To date, three of thirty-three adhesion G protein-coupled receptors have been shown to cause human diseases. Mutants of the Very Large G protein-coupled Receptor VLGR1/ADGRV1 were identified in patients suffering from Usher syndrome type two. Several mutations in GPR56/ADGRG1 were found in patients with a severe brain malformation called bilateral frontoparietal polymicrogyria. Recently, a variant of the EGF-like module-containing mucin-like hormone receptor-like two, EMR2/ADGRE2 was identified in patients with autosomal dominant vibratory urticaria. Even though only these three adhesion G protein-coupled receptors have been causatively linked to monogenic human diseases so far, it is assumed that this receptor class contributes to polygenic diseases and to undiagnosed causes of embryonic lethality. This assumption is supported by multiple genome-wide association studies, linking various adhesion G protein-coupled receptors to metabolic or psychiatric diseases, and by knock-out of selected adhesion G protein-coupled receptors in animal models that cause embryonic death or perinatal lethality. Some adhesion G protein-coupled receptor knock-out animals that manage to survive to adulthood present with severe organ impairment such as accumulation of alveolar surfactant phospholipids, or myocardial hypertrophy. Neuronal cells were shown to require adhesion G protein-coupled receptor function to migrate and assume correct orientation, to recognize mechanosensory stimuli, control spatial learning and memory, as well as maintain myelination and axon repair. Reduction in male fertility has also been observed due to adhesion G protein-coupled receptor downregulation, while several studies have implicated these receptors in immune defense, metabolism and cancer.
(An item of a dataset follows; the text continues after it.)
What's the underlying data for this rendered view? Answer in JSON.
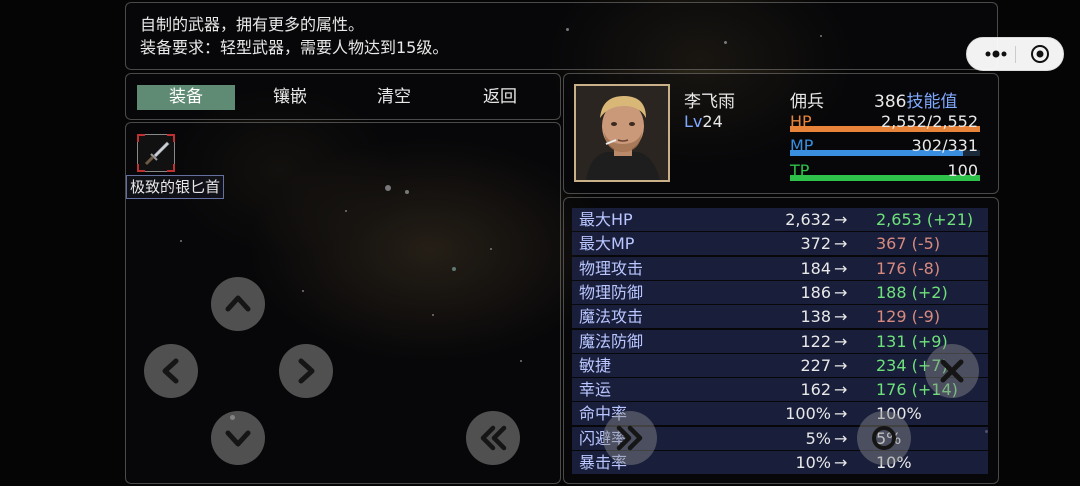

In contrast to the obvious essential functions and the untapped pharmacological potential of adhesion G protein-coupled receptors, our understanding of their various physiological and pathophysiological roles contains huge gaps. These gaps are underscored by the complex architecture of these receptors - most of them extremely large proteins, which can reach up to six thousand five hundred amino acids. Their structural features suggest novel modes of signaling and there are indications that in addition to classic G protein-coupled signaling, they also engage actively in cellular adhesion and can be activated by mechanical stimuli.
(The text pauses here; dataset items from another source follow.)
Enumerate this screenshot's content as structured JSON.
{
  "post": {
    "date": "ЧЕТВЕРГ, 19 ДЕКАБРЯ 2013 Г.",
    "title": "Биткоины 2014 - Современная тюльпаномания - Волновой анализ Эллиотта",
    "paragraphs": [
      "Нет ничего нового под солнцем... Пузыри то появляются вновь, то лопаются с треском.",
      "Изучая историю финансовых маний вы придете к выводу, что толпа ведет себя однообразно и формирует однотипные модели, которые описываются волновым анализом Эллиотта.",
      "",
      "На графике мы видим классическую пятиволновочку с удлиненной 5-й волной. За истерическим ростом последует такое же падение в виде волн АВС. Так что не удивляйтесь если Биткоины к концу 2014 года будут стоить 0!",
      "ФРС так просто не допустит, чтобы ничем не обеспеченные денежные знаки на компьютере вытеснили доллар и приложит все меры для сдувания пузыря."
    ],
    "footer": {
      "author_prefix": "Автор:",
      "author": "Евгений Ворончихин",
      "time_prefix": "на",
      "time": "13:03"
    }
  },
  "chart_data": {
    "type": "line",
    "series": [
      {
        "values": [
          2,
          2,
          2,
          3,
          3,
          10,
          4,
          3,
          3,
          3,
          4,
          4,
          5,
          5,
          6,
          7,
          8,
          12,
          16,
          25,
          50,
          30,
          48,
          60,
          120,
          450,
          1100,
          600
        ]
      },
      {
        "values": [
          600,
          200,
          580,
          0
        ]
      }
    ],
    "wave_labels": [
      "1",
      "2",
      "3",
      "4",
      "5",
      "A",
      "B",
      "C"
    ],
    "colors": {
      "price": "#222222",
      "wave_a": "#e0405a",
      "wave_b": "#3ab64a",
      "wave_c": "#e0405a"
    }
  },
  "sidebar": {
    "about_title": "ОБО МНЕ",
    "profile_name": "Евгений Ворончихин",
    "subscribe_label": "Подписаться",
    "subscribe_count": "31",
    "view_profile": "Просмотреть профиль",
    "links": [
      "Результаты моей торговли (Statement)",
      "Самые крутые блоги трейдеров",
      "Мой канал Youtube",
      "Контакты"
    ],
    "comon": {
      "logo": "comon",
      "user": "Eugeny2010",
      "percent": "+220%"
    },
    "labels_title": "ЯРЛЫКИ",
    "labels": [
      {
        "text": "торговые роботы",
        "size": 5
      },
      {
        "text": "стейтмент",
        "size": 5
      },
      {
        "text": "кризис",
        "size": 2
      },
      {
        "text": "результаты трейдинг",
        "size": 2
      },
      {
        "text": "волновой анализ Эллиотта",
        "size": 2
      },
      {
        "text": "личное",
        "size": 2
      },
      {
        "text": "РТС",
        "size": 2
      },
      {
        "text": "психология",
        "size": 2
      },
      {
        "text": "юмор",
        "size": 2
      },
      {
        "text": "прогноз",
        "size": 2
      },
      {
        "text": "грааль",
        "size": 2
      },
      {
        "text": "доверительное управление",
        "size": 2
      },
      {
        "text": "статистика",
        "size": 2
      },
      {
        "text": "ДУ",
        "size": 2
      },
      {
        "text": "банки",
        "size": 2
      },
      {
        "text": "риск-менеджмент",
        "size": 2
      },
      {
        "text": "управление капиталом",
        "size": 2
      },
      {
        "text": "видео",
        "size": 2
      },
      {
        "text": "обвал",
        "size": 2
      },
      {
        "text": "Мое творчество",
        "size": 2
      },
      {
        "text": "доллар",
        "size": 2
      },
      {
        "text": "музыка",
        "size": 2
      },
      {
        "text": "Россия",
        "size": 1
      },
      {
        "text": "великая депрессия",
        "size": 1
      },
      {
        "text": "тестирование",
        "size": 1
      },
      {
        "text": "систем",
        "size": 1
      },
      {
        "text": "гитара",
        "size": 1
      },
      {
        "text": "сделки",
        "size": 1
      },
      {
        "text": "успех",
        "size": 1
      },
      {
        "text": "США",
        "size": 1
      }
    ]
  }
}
Thus, research of the past two decades has revealed that adhesion G protein-coupled receptors are a class of G protein-coupled receptors with a diverse spectrum of physiological functions in health and disease, presenting not only tremendous pharmacological potential but also complex modes of action. This complexity extends on many levels - from numerous isoforms per receptor, which can have various functions, to multiple signaling pathways mediated through the modular architecture of adhesion G protein-coupled receptors - marking them not only a highly interesting class of G protein-coupled receptors but also a very challenging one to study. Research on many aspects of these receptors, such as elucidating the details of their molecular functions, their network of interactions, or a structural basis for their pharmacological manipulation is still lagging far behind other G protein-coupled receptor classes.

This review provides an overview on the current knowledge on adhesion G protein-coupled receptor structure-function relations, physiological roles, and clinical implications, thereby identifying knowledge gaps and the most pressing challenges in the field. We contemplate how these gaps can most efficiently be filled and the challenges tackled - through connecting academia, industry partners, and other stakeholders on an international level to successfully promote and foster future research on adhesion G protein-coupled receptors. One approach to achieve this is the currently running COST Action CA one eight two forty Adher'n Rise (Adhesion G Protein-Coupled Receptor Network: Research and Implementation Set the path for future Exploration).